When I finally made my way to college my relationships became more genuine, stable and real. And although the wall was still there, I built a sturdy door with a solid lock and started handing out copies of the key to a couple of my favorite people. The door can still be barred from the inside, so even with a key, admittance is not guaranteed. I have heard the term 'social anxiety' and I suppose that applies to me. And although many people I know would describe me as extroverted (I interact openly with strangers, just not friends), the core of my being still houses a huddled and scared introvert.

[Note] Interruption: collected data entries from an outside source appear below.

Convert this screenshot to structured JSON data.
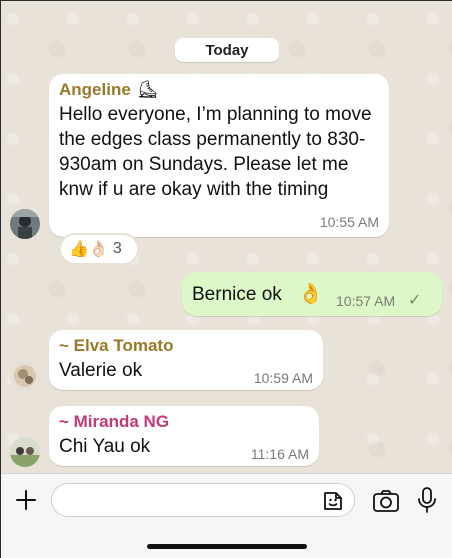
{
  "date_divider": "Today",
  "messages": [
    {
      "sender": "Angeline",
      "sender_emoji": "⛸",
      "sender_color": "#9a7a2a",
      "text": "Hello everyone, I’m planning to move the edges class permanently to 830-930am on Sundays. Please let me knw if u are okay with the timing",
      "time": "10:55 AM",
      "reactions": {
        "emojis": "👍👌🏻",
        "count": "3"
      }
    },
    {
      "sender": "",
      "text": "Bernice ok",
      "emoji": "👌",
      "time": "10:57 AM",
      "status": "✓",
      "outgoing": true
    },
    {
      "sender": "~ Elva Tomato",
      "sender_color": "#9a7a2a",
      "text": "Valerie ok",
      "time": "10:59 AM"
    },
    {
      "sender": "~ Miranda NG",
      "sender_color": "#c23a78",
      "text": "Chi Yau ok",
      "time": "11:16 AM"
    }
  ],
  "composer": {
    "placeholder": "",
    "icons": [
      "plus-icon",
      "sticker-icon",
      "camera-icon",
      "microphone-icon"
    ]
  },
  "colors": {
    "outgoing_bubble": "#dcf8c6",
    "incoming_bubble": "#ffffff",
    "chat_background": "#e8e2d8"
  }
}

But what I am really hoping to explain is that I understand that this is all on me; not on you, my friends. In fact, I love most of you more than you love me (certainly). I peek out of the curtains of my world into the great vista of yours and am satisfied with waving to you as you pass by. And honestly, I am content if you just wave back. If you are walking alone, I may even get over my fear enough to open the door and ask you if you want to come in. If you are traveling with a group, I will probably keep the door locked and I might even step away from the window and watch unnoticed through the gauze of the curtains. Some days, if I am feeling particularly safe, I might come outside and ask if it is okay to walk with you. And, mostly on those days, I am hoping that you will smile, take my hand and lead the way. Because I don't know how to lead this dance anymore, although I am willing to learn the steps.